Birçok çalışan emekliliğe yakın yıllarda işverene para ödemeyi teklif ederek yüksek ücretten SGK’ya bildirilmek istiyor. Bazı durumlarda çalıştıkça emekli aylığının düşmesi söz konusu olabiliyor. Bu yazımızda emekli aylığının nasıl hesaplandığını inceleyeceğiz...
Pek çok kişi, emekliliğe yakın dönemde primleri yüksek olursa emekli aylığının yüksek olacağına inanıyor. Hatta bu nedenle pek çok çalışanın emekliliğe yakın yıllarda işverenlere parasını ödemeyi teklif ederek yüksek ücretten SGK’ya bildirilmek istediğini biliyoruz.

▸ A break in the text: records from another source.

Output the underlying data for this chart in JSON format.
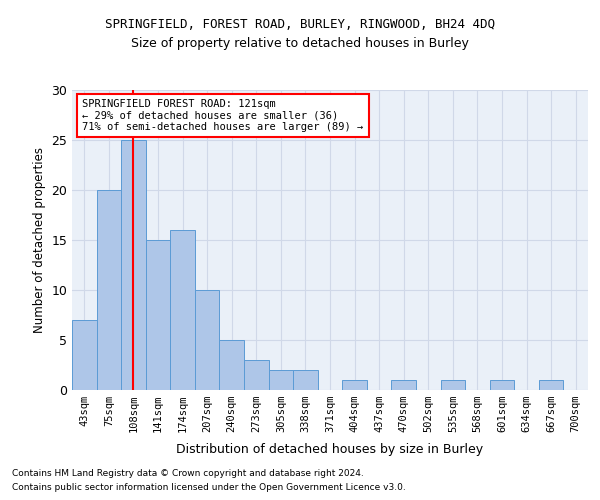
{
  "title1": "SPRINGFIELD, FOREST ROAD, BURLEY, RINGWOOD, BH24 4DQ",
  "title2": "Size of property relative to detached houses in Burley",
  "xlabel": "Distribution of detached houses by size in Burley",
  "ylabel": "Number of detached properties",
  "bin_labels": [
    "43sqm",
    "75sqm",
    "108sqm",
    "141sqm",
    "174sqm",
    "207sqm",
    "240sqm",
    "273sqm",
    "305sqm",
    "338sqm",
    "371sqm",
    "404sqm",
    "437sqm",
    "470sqm",
    "502sqm",
    "535sqm",
    "568sqm",
    "601sqm",
    "634sqm",
    "667sqm",
    "700sqm"
  ],
  "bar_heights": [
    7,
    20,
    25,
    15,
    16,
    10,
    5,
    3,
    2,
    2,
    0,
    1,
    0,
    1,
    0,
    1,
    0,
    1,
    0,
    1,
    0
  ],
  "bar_color": "#aec6e8",
  "bar_edgecolor": "#5b9bd5",
  "grid_color": "#d0d8e8",
  "background_color": "#eaf0f8",
  "vline_color": "red",
  "vline_x_index": 2,
  "annotation_line1": "SPRINGFIELD FOREST ROAD: 121sqm",
  "annotation_line2": "← 29% of detached houses are smaller (36)",
  "annotation_line3": "71% of semi-detached houses are larger (89) →",
  "annotation_box_edgecolor": "red",
  "ylim": [
    0,
    30
  ],
  "yticks": [
    0,
    5,
    10,
    15,
    20,
    25,
    30
  ],
  "footnote1": "Contains HM Land Registry data © Crown copyright and database right 2024.",
  "footnote2": "Contains public sector information licensed under the Open Government Licence v3.0."
}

Halbuki emekli aylığının hesabında prim ödenen bütün günler dikkate alınıyor. Diğer yandan bazı durumlarda ne yazık ki çalıştıkça emekli aylığının düşmesi söz konusu olabiliyor.
Emekli aylıklarının hesaplanması yönteminde memur, kendi hesabına çalışan ve işçi ayrımı söz konusu.
Bunun yanı sıra çeşitli dönemlerde yapılan sosyal güvenlik reformları ile sadece emekli olma yaşı değil emekli aylığı hesaplama yöntemleri de değiştiği için birkaç farklı hesap dönemi var.
Nasıl hesaplanıyor?
Bu dönemler 2000 yılı öncesi, Ocak 2000 ile Ekim 2008 arası ve Ekim 2008 sonrası olarak üçe ayrılmakta.
- 2000’den itibaren çok temel olarak emekli aylıklarının hesaplanması formülü şu: Emekli aylığı: Aylık bağlama oranı X Ortalama aylık kazanç.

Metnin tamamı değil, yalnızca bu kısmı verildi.